Deep breath. Holidays are here. See how you feel again in the autumn :)

CaliforniaLeaving · 19/07/2012 19:58

I job shared with a more senior person, she did three days and I did two. Seeing she was the more senior I had to just get one with whatever she decided. Didn't bother me a bit, she made the schedule and left me a list and any other instructions on our/her desk and I worked form that. I used to leave her a note if I thought anything needed doing on her days that she might not notice (as in not read the patient notes from whoever I had seen)
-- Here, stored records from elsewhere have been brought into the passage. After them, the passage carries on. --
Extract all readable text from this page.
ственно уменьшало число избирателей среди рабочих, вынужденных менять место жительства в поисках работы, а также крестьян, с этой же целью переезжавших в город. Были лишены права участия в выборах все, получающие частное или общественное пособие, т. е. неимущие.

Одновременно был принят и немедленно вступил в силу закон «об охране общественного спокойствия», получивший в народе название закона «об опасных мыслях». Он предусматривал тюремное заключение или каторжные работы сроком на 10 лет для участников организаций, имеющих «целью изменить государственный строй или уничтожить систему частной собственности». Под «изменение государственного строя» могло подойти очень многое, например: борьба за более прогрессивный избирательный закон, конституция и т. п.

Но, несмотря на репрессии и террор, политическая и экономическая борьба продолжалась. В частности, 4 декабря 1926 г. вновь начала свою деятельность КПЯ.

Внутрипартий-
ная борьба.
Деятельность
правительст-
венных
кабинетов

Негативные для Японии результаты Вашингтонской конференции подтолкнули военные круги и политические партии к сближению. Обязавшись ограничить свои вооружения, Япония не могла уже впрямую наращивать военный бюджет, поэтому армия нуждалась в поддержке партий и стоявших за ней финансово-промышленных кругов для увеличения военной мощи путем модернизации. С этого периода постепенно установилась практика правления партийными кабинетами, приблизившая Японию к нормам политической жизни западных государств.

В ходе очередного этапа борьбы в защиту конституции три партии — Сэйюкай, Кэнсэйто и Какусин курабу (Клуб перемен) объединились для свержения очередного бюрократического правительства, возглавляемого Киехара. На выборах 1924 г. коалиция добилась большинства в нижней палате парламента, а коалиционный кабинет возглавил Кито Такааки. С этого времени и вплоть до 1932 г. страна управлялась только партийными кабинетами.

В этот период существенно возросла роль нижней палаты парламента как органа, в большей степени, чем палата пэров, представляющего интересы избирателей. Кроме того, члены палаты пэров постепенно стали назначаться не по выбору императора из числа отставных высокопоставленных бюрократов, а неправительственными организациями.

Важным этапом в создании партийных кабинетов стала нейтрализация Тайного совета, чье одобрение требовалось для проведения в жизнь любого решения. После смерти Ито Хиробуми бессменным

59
lechatnoir · 19/07/2012 19:59

I job share & IMO good communication is absolutely vital. I would worry about her making decisions in your absence unless they have a negative impact on you or your role but would question why u are not consulted or at the very least informed. Last job before finishing my 3 days is email job share partner an update & she does the same for me. As far as the 'outside world' is concerned a job share should be a seemless handover from one person to the other as if you were 1 person but you need to know exactly what the other is doing to be effective IMO or you will always be seen as the assistant or worse the one who picks up the shit jobs the other doesn't want!

lechatnoir · 19/07/2012 20:00

I Wouldn't worry not worry!!

milocuckoomitten · 19/07/2012 20:38

Yes that's what I'm worried about lechatnoir, other members of staff tell me to stand up to her and complain about her, but often I'm not bothered. It's just the last few things that have seemed really unfair to me. It's possible that because it's the end of term she's been more stressed than usual, I know I've been grumpier than usual recently so will wait and see what happens in September.
Communiciation in general isn't a problem because we're both in school all week, just only in the shared class half the week each. It's just a few decisions she seems to have felt entitled to make without thinking about me at all.
Any tips for not getting drawn into gossip about other members of staff would be really useful! It's hard being stuck in the middle.

OP posts:
rookiemater · 20/07/2012 08:51

I wouldn't just leave it and hope that the holidays make it better.

Arrange to have a chat with her the week before you go back and raise the concerns that you have in a constructive way - maybe around putting in place what lechatnoir has suggested so a formal handover between you.

Remember the job share is not only good for you but also for her and she will want it to work as much as you do.

Regarding the gossip, just refuse to get involved "bean dip" i.e. change the topic as quickly as you can to something more pleasant.